Recently on Facebook I got into a discussion on why the government having unregulated access to any data on the internet is a thing I don’t like. In an attempt to stop posting content into the locked-box of Facebook, it’s here too.
So, the issue – for me, other people may be more militant – is that right now I – as a citizen – have no protection against the police. To arrest me, they need probable cause. To search my house, they need a warrant. To get my personal data from my bank, from my ISP, from my water company they need a legal document *about me* that explains why they want it and a judge has to approve it. The measures the government are currently using, the ones that they want to keep, and the ones they have been using on the *flimsiest* of legal technicalities, allow the security services to access and record my data (which includes financial transactions, personal relationships, business proposals, and data which I am under *legal obligation* to protect to the best of my ability to be not allow access by third parties) without notification, without record, without probable cause, and without protection from abuse. That’s me as a citizen.

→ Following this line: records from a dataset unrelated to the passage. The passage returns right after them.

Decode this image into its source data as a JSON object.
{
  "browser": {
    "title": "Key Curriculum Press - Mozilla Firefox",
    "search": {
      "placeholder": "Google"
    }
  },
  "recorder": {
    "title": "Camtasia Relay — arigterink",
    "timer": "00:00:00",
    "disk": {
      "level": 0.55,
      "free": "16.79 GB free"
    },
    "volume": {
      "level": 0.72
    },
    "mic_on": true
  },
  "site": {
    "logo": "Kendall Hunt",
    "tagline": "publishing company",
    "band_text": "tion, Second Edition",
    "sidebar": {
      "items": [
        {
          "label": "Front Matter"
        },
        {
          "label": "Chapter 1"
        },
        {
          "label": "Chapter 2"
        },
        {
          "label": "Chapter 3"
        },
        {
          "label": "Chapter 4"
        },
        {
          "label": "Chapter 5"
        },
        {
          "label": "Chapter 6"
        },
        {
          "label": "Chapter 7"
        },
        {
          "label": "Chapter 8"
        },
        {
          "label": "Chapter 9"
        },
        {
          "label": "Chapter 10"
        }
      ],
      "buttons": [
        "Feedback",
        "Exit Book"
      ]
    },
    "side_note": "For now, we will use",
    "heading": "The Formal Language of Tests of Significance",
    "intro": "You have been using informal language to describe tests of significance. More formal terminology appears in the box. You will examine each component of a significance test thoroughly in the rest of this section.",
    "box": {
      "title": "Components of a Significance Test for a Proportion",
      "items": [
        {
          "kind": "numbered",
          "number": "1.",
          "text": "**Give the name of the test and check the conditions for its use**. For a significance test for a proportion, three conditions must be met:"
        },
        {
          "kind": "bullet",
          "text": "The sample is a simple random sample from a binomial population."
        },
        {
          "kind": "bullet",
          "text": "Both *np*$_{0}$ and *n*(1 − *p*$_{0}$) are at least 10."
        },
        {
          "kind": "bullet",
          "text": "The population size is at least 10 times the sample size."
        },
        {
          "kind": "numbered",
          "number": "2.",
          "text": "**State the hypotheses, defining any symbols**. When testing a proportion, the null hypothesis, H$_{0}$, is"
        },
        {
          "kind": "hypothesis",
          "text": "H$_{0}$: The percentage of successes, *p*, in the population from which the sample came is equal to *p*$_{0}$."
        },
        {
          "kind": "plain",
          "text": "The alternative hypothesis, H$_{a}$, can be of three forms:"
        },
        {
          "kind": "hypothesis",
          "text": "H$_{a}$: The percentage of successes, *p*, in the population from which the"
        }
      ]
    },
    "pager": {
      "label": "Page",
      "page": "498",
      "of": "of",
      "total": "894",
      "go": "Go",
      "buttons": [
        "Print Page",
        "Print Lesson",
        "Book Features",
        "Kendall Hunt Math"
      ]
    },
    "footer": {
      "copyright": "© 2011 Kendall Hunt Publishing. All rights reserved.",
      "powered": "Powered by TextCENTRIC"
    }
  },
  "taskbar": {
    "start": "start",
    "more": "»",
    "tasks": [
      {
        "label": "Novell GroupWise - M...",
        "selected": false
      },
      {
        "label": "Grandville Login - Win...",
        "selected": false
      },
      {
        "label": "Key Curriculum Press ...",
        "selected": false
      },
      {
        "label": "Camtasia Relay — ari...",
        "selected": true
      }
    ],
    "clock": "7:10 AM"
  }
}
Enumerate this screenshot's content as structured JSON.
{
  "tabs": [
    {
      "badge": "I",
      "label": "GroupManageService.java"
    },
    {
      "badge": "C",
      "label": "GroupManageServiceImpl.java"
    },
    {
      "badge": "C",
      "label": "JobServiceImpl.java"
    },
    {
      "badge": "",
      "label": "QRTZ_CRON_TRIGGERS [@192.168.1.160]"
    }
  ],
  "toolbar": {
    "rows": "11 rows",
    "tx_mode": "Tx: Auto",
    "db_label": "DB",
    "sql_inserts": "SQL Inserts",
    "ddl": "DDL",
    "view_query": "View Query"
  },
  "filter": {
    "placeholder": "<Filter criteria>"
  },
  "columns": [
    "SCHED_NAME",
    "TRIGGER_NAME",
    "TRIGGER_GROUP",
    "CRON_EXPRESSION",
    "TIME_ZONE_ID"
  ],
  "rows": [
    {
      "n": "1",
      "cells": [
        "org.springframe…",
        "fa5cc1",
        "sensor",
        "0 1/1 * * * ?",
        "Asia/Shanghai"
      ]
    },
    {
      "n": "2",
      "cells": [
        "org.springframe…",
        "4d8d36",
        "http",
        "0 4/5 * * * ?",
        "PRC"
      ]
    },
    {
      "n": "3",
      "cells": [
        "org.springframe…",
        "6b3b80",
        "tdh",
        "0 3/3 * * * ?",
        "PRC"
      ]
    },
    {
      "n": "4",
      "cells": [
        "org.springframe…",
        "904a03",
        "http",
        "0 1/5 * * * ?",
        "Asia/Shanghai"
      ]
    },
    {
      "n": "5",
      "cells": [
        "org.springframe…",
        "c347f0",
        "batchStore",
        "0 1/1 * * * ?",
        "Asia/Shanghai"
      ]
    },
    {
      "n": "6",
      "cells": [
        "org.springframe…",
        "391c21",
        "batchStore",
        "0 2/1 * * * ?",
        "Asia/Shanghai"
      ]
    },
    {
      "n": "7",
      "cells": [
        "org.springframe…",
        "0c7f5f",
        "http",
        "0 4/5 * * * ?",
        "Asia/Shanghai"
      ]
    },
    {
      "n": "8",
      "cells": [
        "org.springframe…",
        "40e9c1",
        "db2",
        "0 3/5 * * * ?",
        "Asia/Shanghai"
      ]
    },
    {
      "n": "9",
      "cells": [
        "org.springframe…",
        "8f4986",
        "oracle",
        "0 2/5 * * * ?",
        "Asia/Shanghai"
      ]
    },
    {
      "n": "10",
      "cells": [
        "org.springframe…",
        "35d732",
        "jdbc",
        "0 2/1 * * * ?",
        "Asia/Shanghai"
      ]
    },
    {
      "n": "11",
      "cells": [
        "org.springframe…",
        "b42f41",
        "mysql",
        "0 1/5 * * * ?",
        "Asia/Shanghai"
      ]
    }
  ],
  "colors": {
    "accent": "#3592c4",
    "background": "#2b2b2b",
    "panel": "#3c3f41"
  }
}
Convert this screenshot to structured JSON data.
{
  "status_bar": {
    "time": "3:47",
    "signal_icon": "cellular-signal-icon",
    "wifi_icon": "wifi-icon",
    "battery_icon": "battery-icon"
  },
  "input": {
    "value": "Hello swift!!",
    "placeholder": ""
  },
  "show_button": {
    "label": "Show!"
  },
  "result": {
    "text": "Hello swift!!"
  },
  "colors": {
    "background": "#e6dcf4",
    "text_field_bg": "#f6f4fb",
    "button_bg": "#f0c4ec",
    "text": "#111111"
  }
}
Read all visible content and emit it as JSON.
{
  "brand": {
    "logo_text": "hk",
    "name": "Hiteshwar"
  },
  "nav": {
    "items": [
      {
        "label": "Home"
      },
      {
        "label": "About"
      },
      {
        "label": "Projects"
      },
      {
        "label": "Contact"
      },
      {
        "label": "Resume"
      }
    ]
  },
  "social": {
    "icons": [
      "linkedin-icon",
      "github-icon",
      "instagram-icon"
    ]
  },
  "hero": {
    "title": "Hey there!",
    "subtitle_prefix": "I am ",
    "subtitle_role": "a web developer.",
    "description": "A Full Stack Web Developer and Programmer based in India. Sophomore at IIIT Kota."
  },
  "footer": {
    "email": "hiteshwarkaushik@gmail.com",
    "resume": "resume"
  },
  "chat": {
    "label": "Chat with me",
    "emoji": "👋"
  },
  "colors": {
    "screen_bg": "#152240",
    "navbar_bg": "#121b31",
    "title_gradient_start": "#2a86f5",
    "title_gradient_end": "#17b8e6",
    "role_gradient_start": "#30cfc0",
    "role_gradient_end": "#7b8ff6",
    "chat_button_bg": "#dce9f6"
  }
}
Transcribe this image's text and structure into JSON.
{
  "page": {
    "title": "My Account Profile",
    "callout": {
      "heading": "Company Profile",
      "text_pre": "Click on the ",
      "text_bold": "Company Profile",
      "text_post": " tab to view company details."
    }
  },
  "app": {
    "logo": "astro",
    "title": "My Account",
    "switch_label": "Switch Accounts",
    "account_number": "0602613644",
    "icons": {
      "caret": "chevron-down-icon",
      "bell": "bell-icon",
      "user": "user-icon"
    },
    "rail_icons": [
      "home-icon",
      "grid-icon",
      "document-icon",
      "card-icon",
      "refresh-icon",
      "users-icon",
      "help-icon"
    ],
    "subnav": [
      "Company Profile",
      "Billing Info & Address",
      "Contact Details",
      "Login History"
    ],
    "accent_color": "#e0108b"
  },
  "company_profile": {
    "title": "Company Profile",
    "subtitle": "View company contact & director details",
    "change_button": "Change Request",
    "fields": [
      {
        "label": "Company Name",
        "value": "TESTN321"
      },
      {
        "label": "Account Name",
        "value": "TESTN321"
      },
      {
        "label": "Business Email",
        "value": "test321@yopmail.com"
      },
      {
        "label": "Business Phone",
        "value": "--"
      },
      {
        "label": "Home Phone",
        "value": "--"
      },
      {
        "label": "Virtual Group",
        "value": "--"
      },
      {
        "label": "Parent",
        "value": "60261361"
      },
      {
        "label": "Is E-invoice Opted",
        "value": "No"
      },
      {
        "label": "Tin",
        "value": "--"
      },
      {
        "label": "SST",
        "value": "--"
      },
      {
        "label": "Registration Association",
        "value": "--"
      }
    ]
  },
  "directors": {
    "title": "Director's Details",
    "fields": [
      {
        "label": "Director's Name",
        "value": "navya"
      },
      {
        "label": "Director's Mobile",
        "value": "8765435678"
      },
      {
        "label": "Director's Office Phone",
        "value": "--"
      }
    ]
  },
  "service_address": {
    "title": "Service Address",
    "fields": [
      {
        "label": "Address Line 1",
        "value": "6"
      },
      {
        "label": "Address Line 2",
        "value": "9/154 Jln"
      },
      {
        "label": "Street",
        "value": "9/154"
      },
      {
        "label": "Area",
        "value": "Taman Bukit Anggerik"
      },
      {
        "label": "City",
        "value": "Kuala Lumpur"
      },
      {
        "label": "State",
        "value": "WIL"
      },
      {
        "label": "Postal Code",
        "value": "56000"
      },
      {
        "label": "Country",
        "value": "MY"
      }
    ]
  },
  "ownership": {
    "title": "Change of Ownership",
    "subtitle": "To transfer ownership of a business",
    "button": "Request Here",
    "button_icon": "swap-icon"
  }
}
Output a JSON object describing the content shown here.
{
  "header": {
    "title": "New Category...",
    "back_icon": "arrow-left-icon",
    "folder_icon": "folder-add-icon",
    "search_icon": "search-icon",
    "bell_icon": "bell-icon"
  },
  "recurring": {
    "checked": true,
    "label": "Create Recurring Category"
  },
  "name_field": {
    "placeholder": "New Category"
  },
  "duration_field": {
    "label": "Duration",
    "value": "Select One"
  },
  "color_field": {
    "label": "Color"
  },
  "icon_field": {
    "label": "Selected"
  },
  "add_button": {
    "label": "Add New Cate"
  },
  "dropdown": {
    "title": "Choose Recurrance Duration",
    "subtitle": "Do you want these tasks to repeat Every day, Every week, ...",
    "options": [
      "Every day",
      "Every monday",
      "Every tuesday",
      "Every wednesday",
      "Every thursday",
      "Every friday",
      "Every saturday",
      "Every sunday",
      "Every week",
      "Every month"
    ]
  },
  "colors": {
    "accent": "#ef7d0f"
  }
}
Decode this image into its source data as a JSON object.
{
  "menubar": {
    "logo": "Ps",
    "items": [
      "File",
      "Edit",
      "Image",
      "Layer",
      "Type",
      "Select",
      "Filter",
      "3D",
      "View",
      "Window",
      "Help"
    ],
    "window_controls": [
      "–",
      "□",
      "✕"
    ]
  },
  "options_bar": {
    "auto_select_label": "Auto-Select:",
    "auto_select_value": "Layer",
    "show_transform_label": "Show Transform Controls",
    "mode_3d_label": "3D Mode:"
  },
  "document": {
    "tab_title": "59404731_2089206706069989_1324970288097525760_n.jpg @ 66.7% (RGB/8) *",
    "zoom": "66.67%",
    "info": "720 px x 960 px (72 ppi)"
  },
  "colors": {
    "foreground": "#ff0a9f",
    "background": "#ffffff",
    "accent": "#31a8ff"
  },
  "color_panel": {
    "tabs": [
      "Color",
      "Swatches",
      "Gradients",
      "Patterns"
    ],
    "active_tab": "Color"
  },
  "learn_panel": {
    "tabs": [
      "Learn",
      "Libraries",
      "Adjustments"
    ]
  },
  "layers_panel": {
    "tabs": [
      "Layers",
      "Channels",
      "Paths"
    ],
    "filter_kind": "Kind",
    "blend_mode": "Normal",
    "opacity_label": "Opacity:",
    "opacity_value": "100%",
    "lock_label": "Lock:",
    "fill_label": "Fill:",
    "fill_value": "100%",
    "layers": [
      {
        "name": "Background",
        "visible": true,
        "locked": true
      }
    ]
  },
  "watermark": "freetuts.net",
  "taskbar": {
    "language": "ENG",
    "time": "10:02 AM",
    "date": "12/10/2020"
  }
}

Second issue is that I personally own a server, which provides internet services to people I know and trust. It’s SSH access, it’s email forwarding, it’s web hosting. Am I an ISP? Am I under obligation to keep the data that goes though my server? I’m not doing it as a business, I’m a private individual. If I do, then I simply can’t do it. First, morally, but also I don’t have the disk space to keep all this data for three years, and I’m not willing to be responsible for the security of it. That’s why I only forward emails in the first place. It will force me to cease to offer *to my friends* access to a property *that I own* because the government think they have a right to look inside it. It’s not quite being legally obliged to allow an employee to live in my house and record conversations I have when my friends are around, but it’s not far off.
And last, I am a white male, 18 to 35. I do not have any traditional reason to believe the government is predisposed to assume I’m guilty, and *I* have all these problems with the concept of my data being kept without any legal process; I can’t imagine the feelings of people who have good, and historically backed, reasons to believe the government does not have their freedom of expression at heart.